Carles Manera é professor de História e Instituições Econômicas, no Departamento de Economia Aplicada da Universidade das Ilhas Baleares, Espanha.
As condições climáticas extremas que experimentamos recentemente são apenas um leve sinal do que pode estar por vir. Mas creio que temos tempo, tempo que deveríamos usar para resfriar o planeta com vistas a torná-lo mais resistente. (James Lovelock)
A emergência climática tem manifestações cada vez mais claras e preocupantes. O Mediterrâneo em chamas seria o quadro mais próximo, geograficamente, com incêndios descontrolados que se explicam pelas altas temperaturas – totalmente inusitadas, acima dos 42 graus.

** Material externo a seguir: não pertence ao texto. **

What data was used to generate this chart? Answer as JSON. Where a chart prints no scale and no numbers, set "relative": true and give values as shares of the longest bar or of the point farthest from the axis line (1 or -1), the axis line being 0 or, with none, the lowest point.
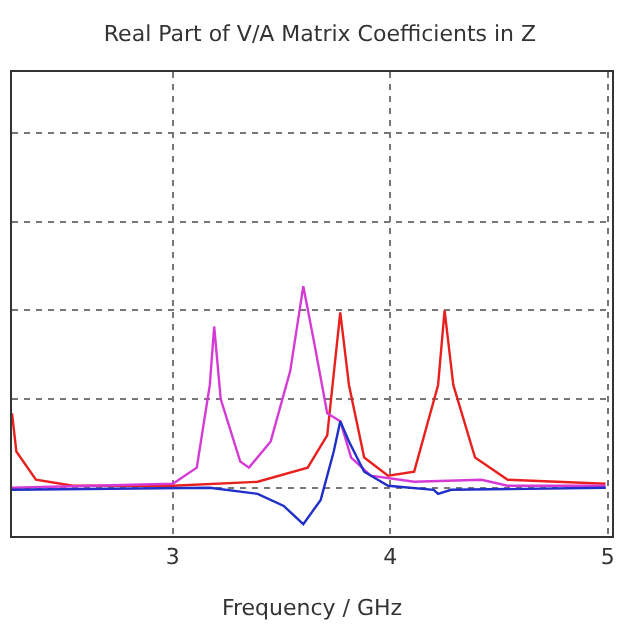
{
  "chart_data": {
    "type": "line",
    "title": "Real Part of V/A Matrix Coefficients in Z",
    "xlabel": "Frequency / GHz",
    "relative": true,
    "xlim": [
      2.26,
      5.02
    ],
    "xticks": [
      3,
      4,
      5
    ],
    "grid": true,
    "marker": "none",
    "line_style": "solid",
    "series": [
      {
        "color": "#e8201e",
        "x": [
          2.26,
          2.28,
          2.37,
          2.54,
          3.0,
          3.39,
          3.62,
          3.71,
          3.77,
          3.81,
          3.88,
          3.99,
          4.11,
          4.22,
          4.25,
          4.29,
          4.39,
          4.54,
          4.99
        ],
        "values": [
          0.37,
          0.18,
          0.04,
          0.01,
          0.01,
          0.03,
          0.1,
          0.26,
          0.87,
          0.51,
          0.15,
          0.06,
          0.08,
          0.51,
          0.88,
          0.51,
          0.15,
          0.04,
          0.02
        ]
      },
      {
        "color": "#d63ad6",
        "x": [
          2.26,
          3.0,
          3.11,
          3.17,
          3.19,
          3.22,
          3.31,
          3.35,
          3.45,
          3.54,
          3.6,
          3.65,
          3.71,
          3.77,
          3.82,
          3.91,
          4.11,
          4.42,
          4.54,
          4.99
        ],
        "values": [
          0,
          0.02,
          0.1,
          0.51,
          0.8,
          0.44,
          0.13,
          0.1,
          0.23,
          0.58,
          1.0,
          0.72,
          0.37,
          0.33,
          0.15,
          0.06,
          0.03,
          0.04,
          0.01,
          0.01
        ]
      },
      {
        "color": "#1f2fc8",
        "x": [
          2.26,
          3.17,
          3.39,
          3.51,
          3.6,
          3.68,
          3.74,
          3.77,
          3.81,
          3.88,
          3.99,
          4.2,
          4.22,
          4.28,
          4.99
        ],
        "values": [
          -0.01,
          0,
          -0.03,
          -0.09,
          -0.18,
          -0.06,
          0.18,
          0.33,
          0.23,
          0.08,
          0.01,
          -0.01,
          -0.03,
          -0.01,
          0
        ]
      }
    ]
  }
}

Mas também estamos vendo efeitos gravíssimos nos Estados Unidos, com frequentes incêndios e inundações; e na Ásia, onde foram atingidas temperaturas de 50 graus em regiões da China.
Esta nova era foi chamada de Antropoceno, cujo início pode remontar ao início do século XVIII, quando a máquina a vapor de Thomas Newcomen – mais tarde aperfeiçoada pelo James Watt – adquiriu a capacidade de transformar o mundo físico numa escala muito ampla (sobretudo isso: James Lovelock, Novaceno. O advento da era da hiperinteligência, Edições 70, 2020).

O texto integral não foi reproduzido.